6) Find the best way to visit
Nothing beats actually seeing each other, so try to visit as much as you can. Remember, 16-18 year olds can get 1/3 off of a single journey and 50% off a season pass on the train with your Young Scot card. If you're 19+ it would be worthwhile to invest in a 16-25 Railcard to get 1/3 off rail fares. Make sure to check out the different routes you can take too, sometimes splitting your journey - for example a ticket from Glasgow to Dundee, and another ticket from Dundee to Aberdeen - can be cheaper than buying one direct ticket. You might also find that different routes and train companies will be cheaper than others, and remember you can save a lot of money if you buy your tickets well in advance. If you're travelling by bus, remember you can get a 20% discount on City Link with your Young Scot card, and companies such as Megabus sometimes have fares from as cheap as £1.
7) Make the most of your time together
When you do get to see each other make the most of it by planning to go out and do fun things together. Why not check out a show, go for a nice dinner or visit a local theme park. It's also a great time for you to get to explore each other's new towns and meet each other's new friends, which will help you to feel more included in your partner's new adventures. Make sure to check out our pick of things to do in your local area, plus discounts you can enjoy with your Young Scot card.
8) Accept that it might not last
Relationships don’t necessarily have to last forever in order to be meaningful. As we get older, experience new opportunities and meet new people, it's natural that we sometimes outgrow some of our friendships and relationships - and distance can sometimes make this happen slightly faster. If you find that you and your partner aren't as enthusiastic about seeing each other anymore, you're making excuses not to see each other or your partner seems to be resentful and unenthusiastic about your new situation, you may wish to call it quits. Distance can be hard for relationships, and it hasn’t ‘failed’ if it just doesn’t work out. Enjoy the time you had together and don’t try to force something that isn't working.

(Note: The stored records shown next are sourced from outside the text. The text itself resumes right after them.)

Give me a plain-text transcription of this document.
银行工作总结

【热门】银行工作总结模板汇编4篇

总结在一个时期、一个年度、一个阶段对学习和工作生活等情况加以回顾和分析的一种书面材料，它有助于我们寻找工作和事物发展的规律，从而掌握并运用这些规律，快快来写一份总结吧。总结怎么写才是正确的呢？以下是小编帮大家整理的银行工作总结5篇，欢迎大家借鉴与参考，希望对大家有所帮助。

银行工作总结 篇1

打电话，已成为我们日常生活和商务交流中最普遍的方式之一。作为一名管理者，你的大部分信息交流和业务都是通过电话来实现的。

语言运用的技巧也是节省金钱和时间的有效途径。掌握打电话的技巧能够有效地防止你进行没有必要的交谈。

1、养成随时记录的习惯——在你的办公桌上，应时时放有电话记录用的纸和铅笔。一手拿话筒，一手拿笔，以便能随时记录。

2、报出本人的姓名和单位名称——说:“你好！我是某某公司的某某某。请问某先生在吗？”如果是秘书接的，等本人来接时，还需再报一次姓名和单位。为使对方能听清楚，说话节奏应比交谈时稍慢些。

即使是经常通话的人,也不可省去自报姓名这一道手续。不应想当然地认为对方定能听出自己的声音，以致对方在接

9) And know when it just might
If you and your partner have been doing long-distance for a long time and are both invested in the future of your relationship, there might come a time when you decide you want to move closer to them - whether it's to spend a summer staying with them between semesters, or if you're working you might decide to start looking for a new job closer to your partner. So long as you feel the time is right and you've made sure to finish important studies and aren't giving up on your dream job or ambitions, don't be afraid to take the chance to move to a new place to be closer. Just make sure that you're making the move for the right reasons, and that it will be a good experience for you as a whole - not only to be closer to your partner. If the timing feels right and the right opportunity comes up then you'll know if it's worth making the move.
Remember, relationships are about enhancing each other's lives, and sometimes that might mean supporting each other from afar. But with communication, trust and enthusiasm, long-distance relationships can work for a lot of people, and absence really can make the heart grow fonder.